Profundizando algo más el segundo aspecto, el cuidado auténtico deja atrás toda concepción de funcionalidad, ya que no es ingeniería social, u optimización de las cosas, es más bien un ministerio de amor, vivifica lo que cuida para que alcance su verdadero fin. Por tanto se requiere determinación para un acompañamiento de tres momentos: la creación de comunidades de cuidado; el desarrollo de prácticas auténticas que cultiven la reciprocidad; y el fomento del cuidado como acción oblativa. Esta dinámica crea “lugares de la verdad”, lo que es un piso metafísico para quien se considere un miembro más de los “cuidadores de la casa común”. A ellas y ellos se les dice, “uníos”.

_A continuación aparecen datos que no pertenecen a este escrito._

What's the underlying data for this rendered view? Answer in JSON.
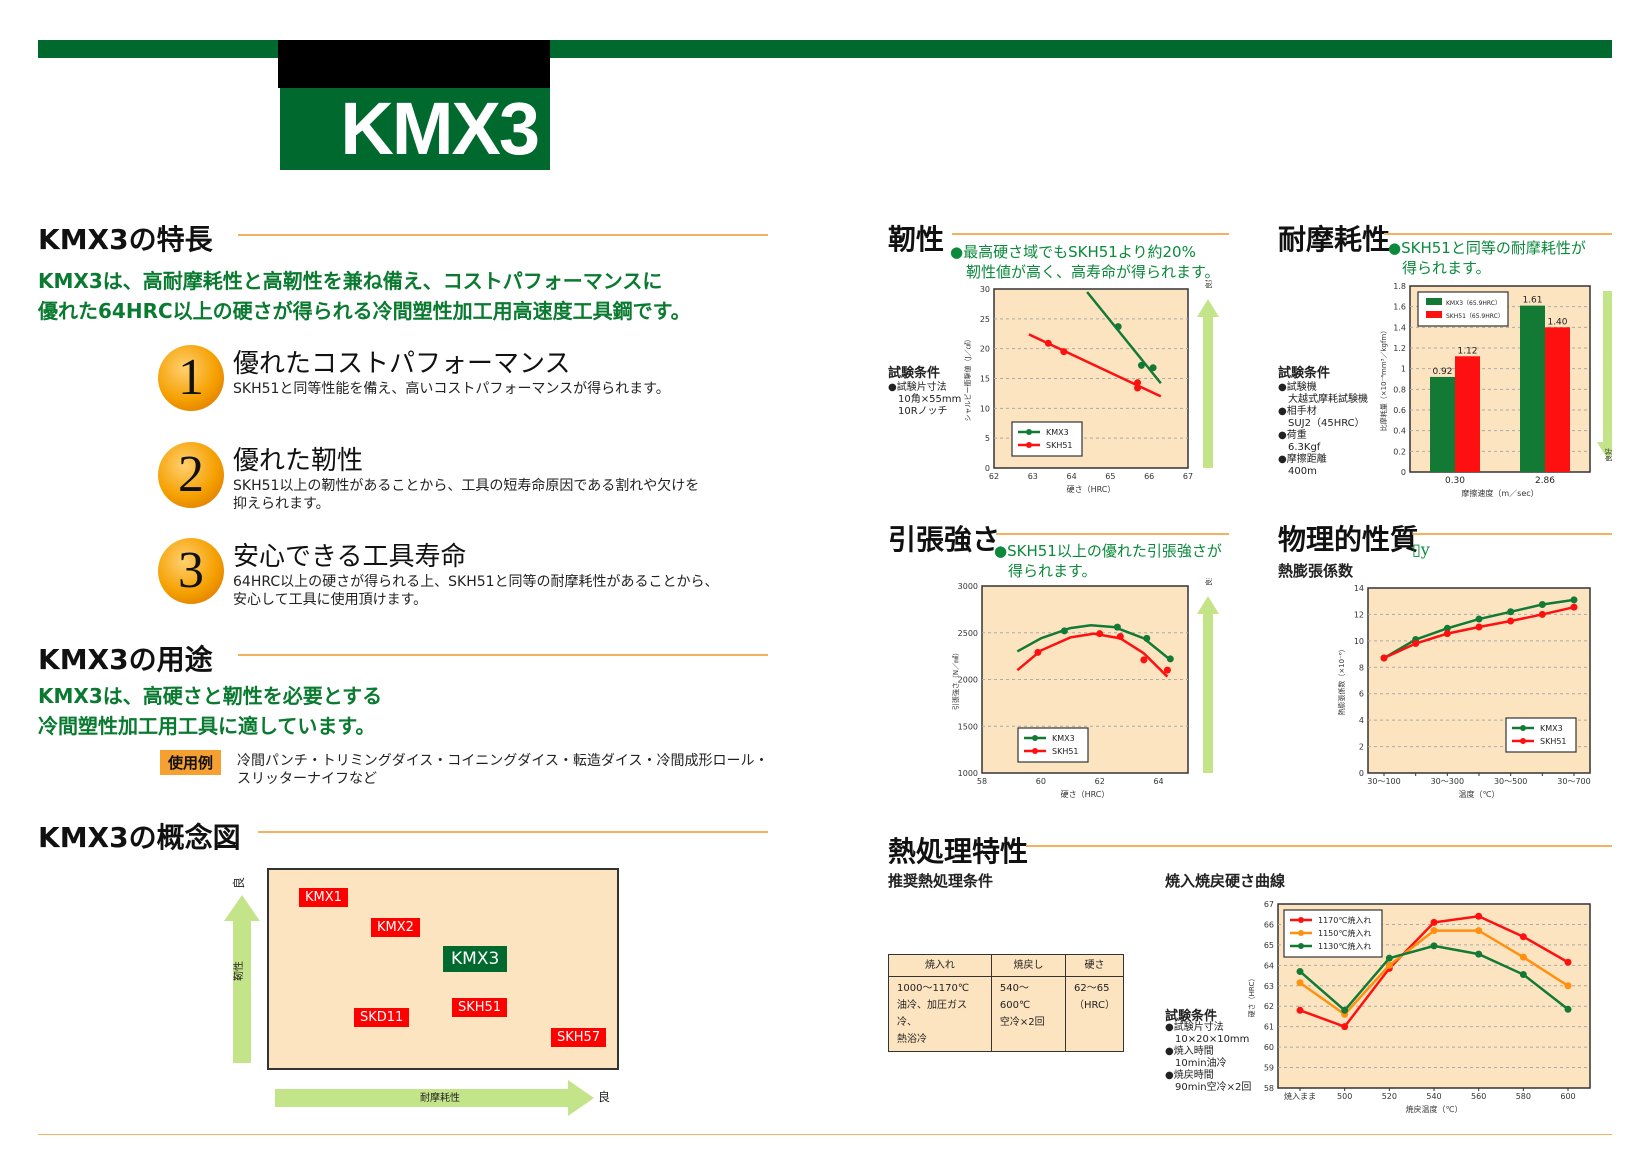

Entonces, viniendo desde los aportes de Beens, que establece una radiografía cultural de los tres modos característicos de la civilización occidental, donde el trasfondo cartesiano de la modernidad es una vía explicativa de la preeminencia que la tradición moderna se otorga a sí misma –despreciando el resto de tradiciones culturales—y completando lo anterior con los avances filosóficos de Fornet-Betancourt, que no solo diagnostica las limitaciones patológicas de la civilización del capital, sino que apunta a la posibilidad terapéutica de la esperanza, a través de comunidades que cuiden la casa común, se da por concluido este corto intento por describir la cultura contemporánea en las falencias que saltan a la vista, pero también en la oportunidad que tiene de restablecerse tomando las medidas de cuidado adecuadas.
[1] “El Educador y los desafíos de la postmodernidad”, adaptación del ensayo que originalmente se tituló “El Reto de la Cultura Actual”, escrito por el Dr. Francisco Beens (Panamá, 1996) disponible aquí
[2] Semiología, y la noción de semiótica, aluden al vasto mundo de los signos y los símbolos, con todas las implicaciones que tienen para la comunicación humana.
[3] Pienso que el tema de la postmodernidad requiere un análisis separado ya que en varios sentidos se entiende esta etapa como un sobrepujamiento de etapa cultural moderna.